Appuyés en choeur par les médias et les partis de l’opposition à la Chambre des communes, le premier ministre Stephen Harper, d’autres ministres conservateurs, et le haut commandement de l’armée ont tous exprimé clairement qu’il ne pouvait y avoir de retour en arrière dans l’intensification dramatique de la mission des FAC effectuée par les conservateurs en mai. Un peu plus de trois mois après que le gouvernement Harper minoritaire soit entré en fonction, il a présenté une motion devant le parlement qui prolongeait la mission des FAC en Afghanistan jusqu’en février 2009 au moins, dévoilant au même moment son désir de voir les FAC assumer le commandement général de l’opération de contre-insurrection des États-Unis et de l’OTAN pour un an, débutant en février 2008.

L’ardeur avec laquelle la totalité de l’establishment politique canadien a déclaré que la question de l’intervention était réglée reflète directement les inquiétudes de la classe dirigeante selon lesquelles les morts parmi les soldats des FAC vont faire dégringoler davantage l’appui populaire pour la mission afghane. Un récent sondage de Strategic Counsel mentionné dans le Globe and Mail montrait qu’en juillet 56 pour cent des Canadiens étaient opposés à l’intervention en Afghanistan, une augmentation de 15 pour cent par rapport à mars.

Le matin du vendredi 11 août, le caporal Andrew James Eykelenboom était le dernier d’un nombre croissant de soldats des CAF à perdre la vie dans l’occupation de l’Afghanistan. Une camionnette bourrée d’explosifs a explosé près du véhicule utilitaire léger du soldat, alors qu’il retournait à l’aérodrome de Kandahar en provenance de Spin Boldak dans le sud de l’Afghanistan.
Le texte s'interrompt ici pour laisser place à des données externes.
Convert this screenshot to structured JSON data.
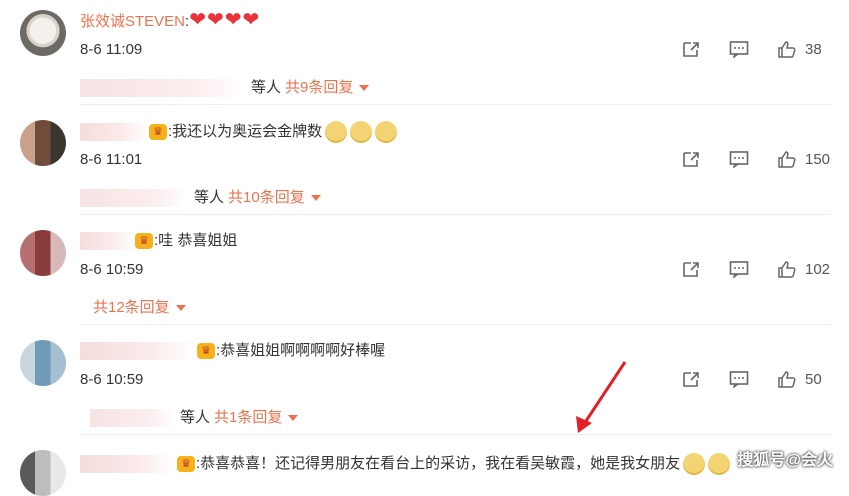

À la suite de la mort d’Eykelenboom, le colonel Tom Putt, le commandant adjoint des forces canadiennes en Afghanistan, a fait l’affirmation peu probable que les attaques qui tuent un nombre croissant de soldats canadiens devaient être interprétées comme un signe de faiblesse de l’insurrection : « Nous devons reconnaître que les Talibans sont essentiellement réduits à faire des attaques suicides et utiliser des engins explosifs improvisés car ils ne peuvent vaincre la coalition par une action directe, ce qu’ils ont dit qu’ils feraient. »
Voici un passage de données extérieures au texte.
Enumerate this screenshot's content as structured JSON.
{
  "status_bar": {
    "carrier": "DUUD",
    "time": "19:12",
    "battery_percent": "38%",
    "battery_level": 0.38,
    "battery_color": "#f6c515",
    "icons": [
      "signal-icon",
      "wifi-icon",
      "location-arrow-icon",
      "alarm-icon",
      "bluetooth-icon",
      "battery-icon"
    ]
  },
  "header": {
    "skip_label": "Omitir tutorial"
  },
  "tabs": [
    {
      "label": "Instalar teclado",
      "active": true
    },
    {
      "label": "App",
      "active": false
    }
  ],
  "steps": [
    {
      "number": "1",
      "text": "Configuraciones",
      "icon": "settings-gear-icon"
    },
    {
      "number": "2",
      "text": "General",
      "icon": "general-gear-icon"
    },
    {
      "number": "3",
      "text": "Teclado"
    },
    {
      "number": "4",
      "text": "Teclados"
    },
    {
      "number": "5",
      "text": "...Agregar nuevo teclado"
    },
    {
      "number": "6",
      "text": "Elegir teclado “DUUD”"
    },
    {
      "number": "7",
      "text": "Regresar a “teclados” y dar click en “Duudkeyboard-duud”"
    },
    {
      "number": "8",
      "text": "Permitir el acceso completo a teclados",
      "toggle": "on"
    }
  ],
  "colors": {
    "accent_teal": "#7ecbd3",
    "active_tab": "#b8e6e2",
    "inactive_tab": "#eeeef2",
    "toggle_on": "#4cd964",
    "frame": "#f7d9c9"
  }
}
Deux jours plus tôt, le caporal-chef Jeffrey Walsh a été tué, atteint accidentellement par balle; les autorités des FAC enquêtent présentement sur l’incident. Peu avant cela, le 5 août, le caporal-chef Raymond Arndt a été tué et trois autres soldats canadiens blessés lorsque leur véhicule blindé est entré en collision de plein fouet avec un camion. Les décès de Eykelenboom, Walsh et Arndt ont porté à neuf le total de soldats canadiens tués durant le dernier mois, dont 4 morts en une seule journée.

Le 3 août, trois soldats canadiens ont perdu la vie lorsqu’ils ont été atteints par des grenades propulsées par roquettes lors d’un combat violent près de Kandahar. Le sergent Vaughn Ingram, le caporal Bryce Jeffrey Keller et le soldat Kevin Dallaire furent tués par l’attaque, alors que six autres soldats canadiens furent blessés. L’attaque aurait été initiée par des « militants talibans » et se serait déroulée en plein jour, peu après midi. Un soldat qui a participé au combat a déclaré à la presse, « Ils nous attaquaient. Ils étaient trop bien organisés; nous avons dû retraiter. »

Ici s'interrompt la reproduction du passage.